A Piazza Affari, il rialzo dello spread penalizza banche e utilities, eccetto Bper (+1,15%). Il petrolio spinge Saipem (+3,61%), confermata anche nel Dow Jones Sustainability World and Europe Index con la prima posizione tra le società del settore “Energy Equipment Services”, mentre Eni (-0,9%) sconta lo stacco dell’acconto sul dividendo.
Sul Forex il cambio euro/dollaro risale a 1,18 per poi tornare in area 1,177 sostenuto dalle dichiarazioni del presidente della Bce di Mario Draghi, che al Parlamento europeo ha previsto una ripresa dell’inflazione core, al netto delle componenti più volatili. Dichiarazioni che alimentano le vendite sui titoli di Stato europei.
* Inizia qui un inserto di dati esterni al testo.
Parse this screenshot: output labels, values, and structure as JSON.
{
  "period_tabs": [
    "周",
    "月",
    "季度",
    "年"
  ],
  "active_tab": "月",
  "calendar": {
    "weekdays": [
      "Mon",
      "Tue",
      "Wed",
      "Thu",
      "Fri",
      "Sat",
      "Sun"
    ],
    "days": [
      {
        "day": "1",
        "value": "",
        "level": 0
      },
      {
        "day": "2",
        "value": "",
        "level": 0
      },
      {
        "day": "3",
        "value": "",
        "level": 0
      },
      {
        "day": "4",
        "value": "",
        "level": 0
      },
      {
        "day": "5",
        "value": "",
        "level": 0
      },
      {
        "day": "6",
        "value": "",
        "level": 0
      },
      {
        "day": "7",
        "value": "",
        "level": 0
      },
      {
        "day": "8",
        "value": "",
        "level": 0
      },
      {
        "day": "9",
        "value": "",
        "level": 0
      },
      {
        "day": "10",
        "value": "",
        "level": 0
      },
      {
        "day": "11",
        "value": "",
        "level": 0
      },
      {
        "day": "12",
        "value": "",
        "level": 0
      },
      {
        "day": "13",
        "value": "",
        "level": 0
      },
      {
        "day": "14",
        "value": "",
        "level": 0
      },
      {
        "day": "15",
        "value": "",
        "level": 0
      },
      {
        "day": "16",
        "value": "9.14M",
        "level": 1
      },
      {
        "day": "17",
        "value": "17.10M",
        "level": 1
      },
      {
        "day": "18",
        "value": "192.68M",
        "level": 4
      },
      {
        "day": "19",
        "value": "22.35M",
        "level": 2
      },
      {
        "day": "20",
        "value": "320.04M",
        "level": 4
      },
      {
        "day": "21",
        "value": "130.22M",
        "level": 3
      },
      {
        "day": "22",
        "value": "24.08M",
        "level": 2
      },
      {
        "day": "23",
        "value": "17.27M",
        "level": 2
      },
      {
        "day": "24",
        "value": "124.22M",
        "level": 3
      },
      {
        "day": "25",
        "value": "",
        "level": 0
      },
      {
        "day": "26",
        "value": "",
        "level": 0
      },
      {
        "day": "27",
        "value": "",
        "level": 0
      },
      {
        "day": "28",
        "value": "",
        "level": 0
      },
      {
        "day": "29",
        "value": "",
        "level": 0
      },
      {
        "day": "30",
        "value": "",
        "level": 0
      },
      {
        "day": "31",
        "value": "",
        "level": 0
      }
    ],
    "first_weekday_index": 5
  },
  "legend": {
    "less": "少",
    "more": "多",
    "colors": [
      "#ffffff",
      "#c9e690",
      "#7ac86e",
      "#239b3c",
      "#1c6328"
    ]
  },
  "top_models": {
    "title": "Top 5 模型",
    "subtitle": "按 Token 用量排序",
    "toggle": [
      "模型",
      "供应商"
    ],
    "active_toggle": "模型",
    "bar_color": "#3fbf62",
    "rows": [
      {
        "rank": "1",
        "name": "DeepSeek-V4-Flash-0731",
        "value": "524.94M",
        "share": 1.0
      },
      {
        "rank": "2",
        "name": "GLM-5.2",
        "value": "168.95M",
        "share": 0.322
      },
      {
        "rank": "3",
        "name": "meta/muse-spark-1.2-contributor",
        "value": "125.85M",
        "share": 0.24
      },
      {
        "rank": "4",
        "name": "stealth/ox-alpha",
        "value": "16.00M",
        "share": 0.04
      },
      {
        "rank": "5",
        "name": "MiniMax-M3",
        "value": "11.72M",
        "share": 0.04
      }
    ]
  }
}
Volatile la sterlina, in rialzo a 1,313 dollari in scia a rumor relativi a un possibile secondo referendum sull’accordo finale della Brexi
Il Btp, in attesa della nota di aggiornamento del Def con i target per il 2019, ha avuto un rialzo maggiore rispetto agli altri benchmark europei. Lo spread tra il Btp e il Bund chiude a 244 punti base dai 236 punti della chiusura di venerdì (fonte Bloomberg). Il rendimento del decennale del Tesoro sale al 2,94%.
Tra le materie prime salgono le quotazioni del petrolio, con Wti e Brent rispettivamente in area 72 e 80 dollari al barile, in seguito alla riunione dell’Opec che ha evidenziato una minor urgenza di incrementare la produzione nonostante le pressioni degli Stati uniti per ridurre i prezzi.